The job will be to reveal how the Brontë sisters and the wider story of their family, is an inspiration to 21st century writers and artists.

And to help fund the three-year post, the Brontë Parsonage Museum at Haworth has won a grant from the Esmee Fairburn Foundation.

Brontë Parsonage Museum manager Alan Bentle, said: "The grant has given a significant boost to the groundbreaking work to establish the Parsonage not just as a heritage museum but as a place of excellence for contemporary arts."

The arts programme has been in operation since 2005 and had attracted internationally renowned artists and poets like Cornelia Parker, the poet laureate, Andrew Motion and Paula Rego.
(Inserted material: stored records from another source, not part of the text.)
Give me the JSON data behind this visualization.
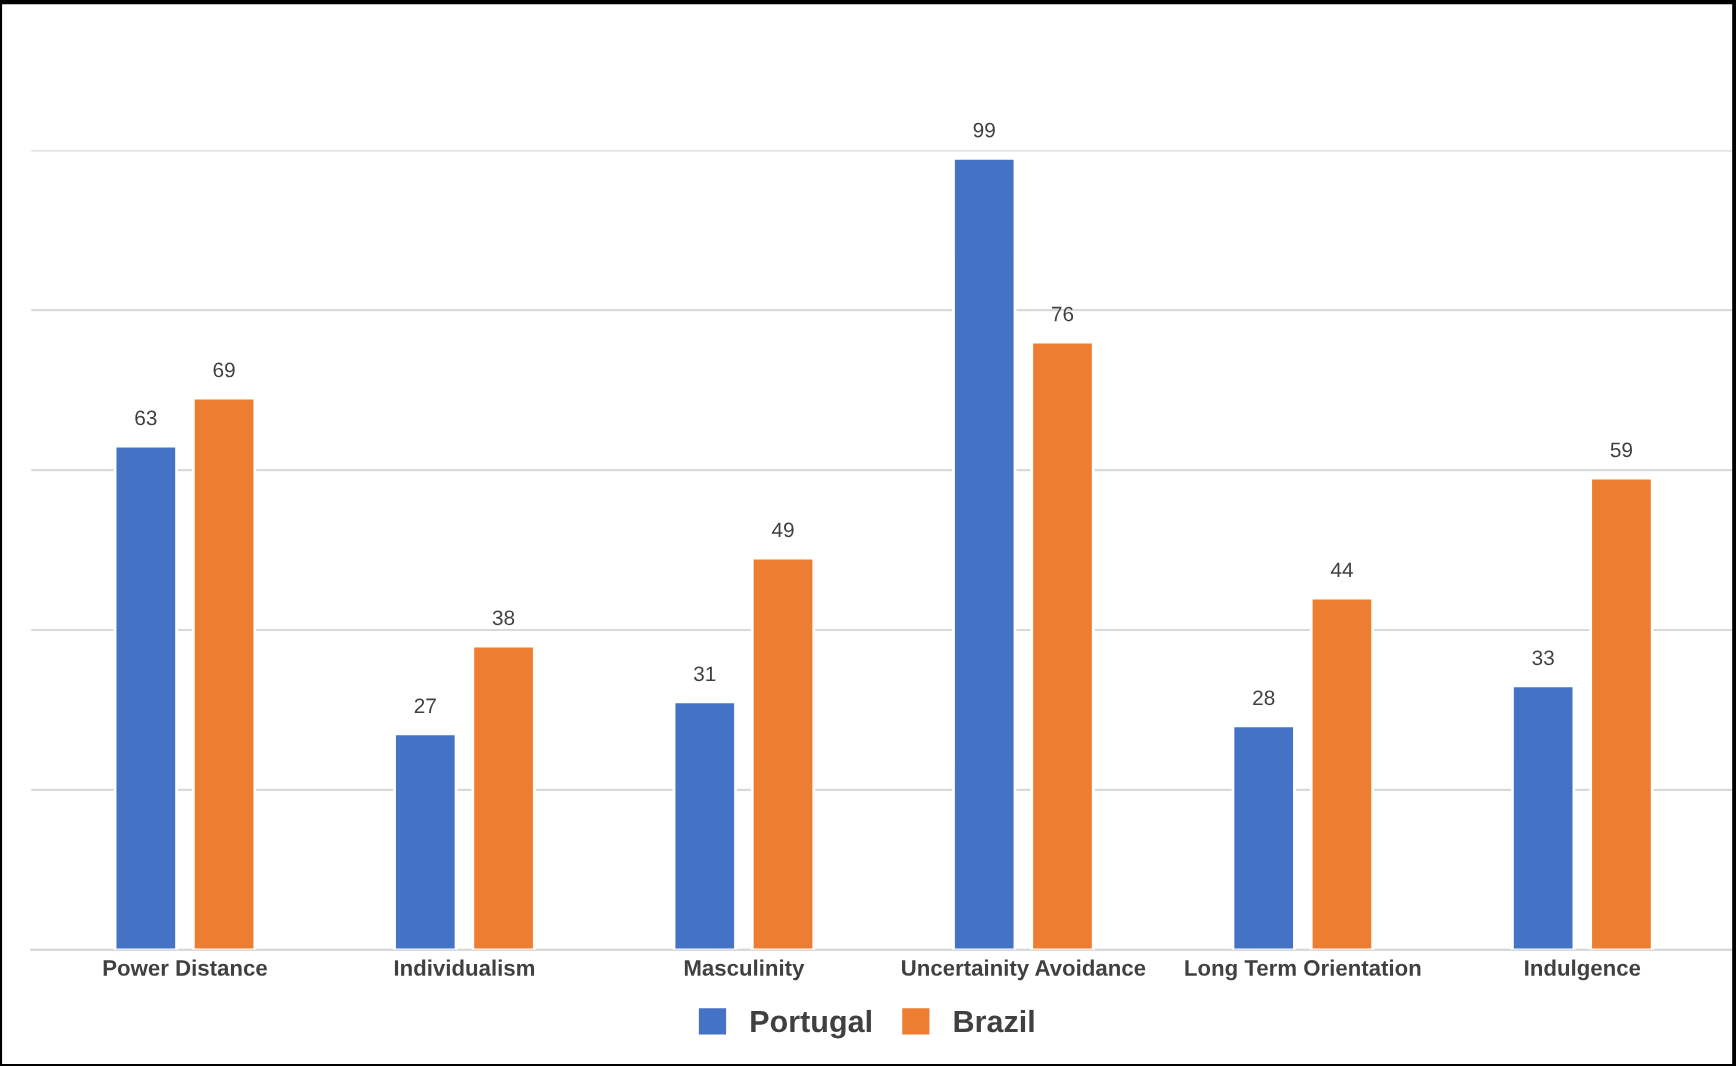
{
  "chart_data": {
    "type": "bar",
    "categories": [
      "Power Distance",
      "Individualism",
      "Masculinity",
      "Uncertainity Avoidance",
      "Long Term Orientation",
      "Indulgence"
    ],
    "series": [
      {
        "name": "Portugal",
        "color": "#4472c4",
        "values": [
          63,
          27,
          31,
          99,
          28,
          33
        ]
      },
      {
        "name": "Brazil",
        "color": "#ed7d31",
        "values": [
          69,
          38,
          49,
          76,
          44,
          59
        ]
      }
    ],
    "ylim": [
      0,
      100
    ],
    "yticks": [
      {
        "value": 0,
        "label": null
      },
      {
        "value": 20,
        "label": null
      },
      {
        "value": 40,
        "label": null
      },
      {
        "value": 60,
        "label": null
      },
      {
        "value": 80,
        "label": null
      },
      {
        "value": 100,
        "label": null
      }
    ],
    "tick_labels": "x",
    "grid": "y",
    "data_labels": true,
    "legend": "bottom"
  }
}
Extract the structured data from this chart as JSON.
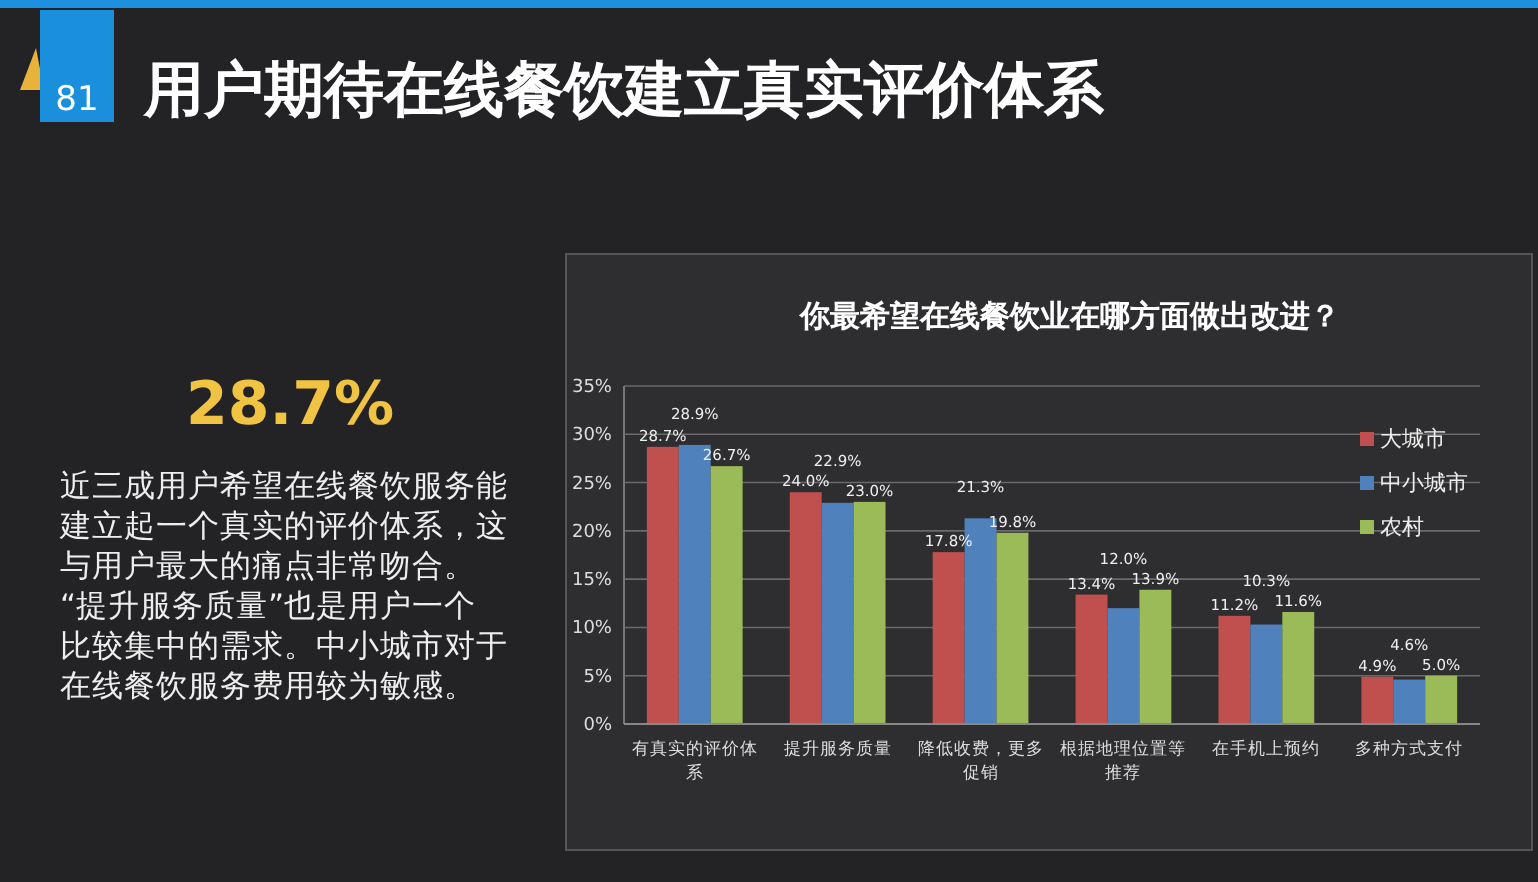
{
  "chart_data": {
    "type": "bar",
    "title": "用户期待在线餐饮建立真实评价体系",
    "subtitle": "你最希望在线餐饮业在哪方面做出改进？",
    "categories": [
      "有真实的评价体系",
      "提升服务质量",
      "降低收费，更多促销",
      "根据地理位置等推荐",
      "在手机上预约",
      "多种方式支付"
    ],
    "series": [
      {
        "name": "大城市",
        "color": "#c0504d",
        "values": [
          28.7,
          24.0,
          17.8,
          13.4,
          11.2,
          4.9
        ],
        "value_labels": [
          "28.7%",
          "24.0%",
          "17.8%",
          "13.4%",
          "11.2%",
          "4.9%"
        ]
      },
      {
        "name": "中小城市",
        "color": "#4f81bd",
        "values": [
          28.9,
          22.9,
          21.3,
          12.0,
          10.3,
          4.6
        ],
        "value_labels": [
          "28.9%",
          "22.9%",
          "21.3%",
          "12.0%",
          "10.3%",
          "4.6%"
        ]
      },
      {
        "name": "农村",
        "color": "#9bbb59",
        "values": [
          26.7,
          23.0,
          19.8,
          13.9,
          11.6,
          5.0
        ],
        "value_labels": [
          "26.7%",
          "23.0%",
          "19.8%",
          "13.9%",
          "11.6%",
          "5.0%"
        ]
      }
    ],
    "ylim": [
      0,
      35
    ],
    "yticks": [
      {
        "value": 0,
        "label": "0%"
      },
      {
        "value": 5,
        "label": "5%"
      },
      {
        "value": 10,
        "label": "10%"
      },
      {
        "value": 15,
        "label": "15%"
      },
      {
        "value": 20,
        "label": "20%"
      },
      {
        "value": 25,
        "label": "25%"
      },
      {
        "value": 30,
        "label": "30%"
      },
      {
        "value": 35,
        "label": "35%"
      }
    ],
    "grid": "y",
    "legend": "top right",
    "annotations": [
      "81",
      "28.7%",
      "近三成用户希望在线餐饮服务能建立起一个真实的评价体系，这与用户最大的痛点非常吻合。“提升服务质量”也是用户一个比较集中的需求。中小城市对于在线餐饮服务费用较为敏感。"
    ]
  }
}
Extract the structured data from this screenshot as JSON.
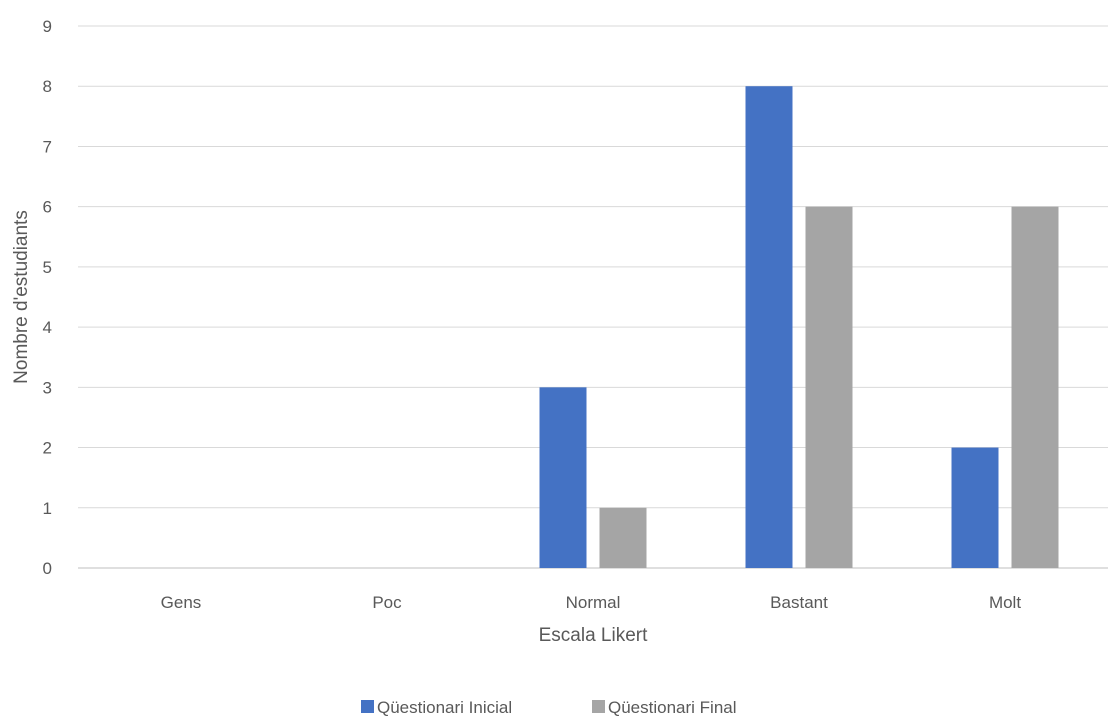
{
  "chart_data": {
    "type": "bar",
    "title": "",
    "xlabel": "Escala Likert",
    "ylabel": "Nombre d'estudiants",
    "categories": [
      "Gens",
      "Poc",
      "Normal",
      "Bastant",
      "Molt"
    ],
    "ylim": [
      0,
      9
    ],
    "yticks": [
      "0",
      "1",
      "2",
      "3",
      "4",
      "5",
      "6",
      "7",
      "8",
      "9"
    ],
    "grid": true,
    "legend_position": "bottom",
    "series": [
      {
        "name": "Qüestionari Inicial",
        "values": [
          0,
          0,
          3,
          8,
          2
        ],
        "color": "#4472C4"
      },
      {
        "name": "Qüestionari Final",
        "values": [
          0,
          0,
          1,
          6,
          6
        ],
        "color": "#A5A5A5"
      }
    ]
  }
}
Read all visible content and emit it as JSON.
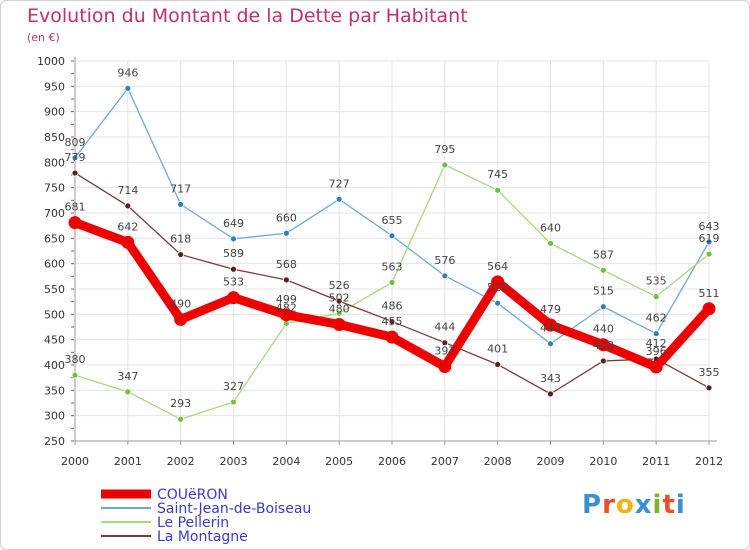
{
  "title": "Evolution du Montant de la Dette par Habitant",
  "subtitle": "(en €)",
  "logo": {
    "text": "Proxiti",
    "colors": [
      "#3b8fd6",
      "#e8502a",
      "#f0b419",
      "#3b8fd6",
      "#79b42a",
      "#e8502a",
      "#3b8fd6"
    ]
  },
  "chart_data": {
    "type": "line",
    "categories": [
      "2000",
      "2001",
      "2002",
      "2003",
      "2004",
      "2005",
      "2006",
      "2007",
      "2008",
      "2009",
      "2010",
      "2011",
      "2012"
    ],
    "ylim": [
      250,
      1000
    ],
    "yticks": [
      250,
      300,
      350,
      400,
      450,
      500,
      550,
      600,
      650,
      700,
      750,
      800,
      850,
      900,
      950,
      1000
    ],
    "grid": true,
    "legend_position": "bottom-left",
    "series": [
      {
        "name": "Saint-Jean-de-Boiseau",
        "color": "#6ea8d8",
        "point_color": "#2e7fc0",
        "values": [
          809,
          946,
          717,
          649,
          660,
          727,
          655,
          576,
          522,
          442,
          515,
          462,
          643
        ]
      },
      {
        "name": "Le Pellerin",
        "color": "#a3dc7a",
        "point_color": "#6cc23a",
        "values": [
          380,
          347,
          293,
          327,
          482,
          502,
          563,
          795,
          745,
          640,
          587,
          535,
          619
        ]
      },
      {
        "name": "La Montagne",
        "color": "#7a3b3b",
        "point_color": "#5a1f1f",
        "values": [
          779,
          714,
          618,
          589,
          568,
          526,
          486,
          444,
          401,
          343,
          408,
          412,
          355
        ]
      },
      {
        "name": "COUëRON",
        "color": "#ee0000",
        "point_color": "#ee0000",
        "values": [
          681,
          642,
          490,
          533,
          499,
          480,
          455,
          397,
          564,
          479,
          440,
          396,
          511
        ]
      }
    ],
    "legend": [
      "COUëRON",
      "Saint-Jean-de-Boiseau",
      "Le Pellerin",
      "La Montagne"
    ]
  }
}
The programme of events for 2007-2008 has already been drawn up and includes Amanda Dalton, who will act as poet in residence to mark National Poetry Day, which will be celebrated at the Parsonage tomorrow.

Best selling author Margaret Drabble, who has written about how landscape has influenced writers like the Brontës, will come to Haworth on Wednesday, November 28.

She will be reading her work and discussing the influence of the Brontes.

Joining her will be poetry award winner Wendy Cope who will be discussing her Whitbread poetry award poem If I Don't Know."

Novelist and prize winning writer, Tamar Yellin, who lives in Stanbury, will speak about being a jew in Bronteland, on Wednesday October 17.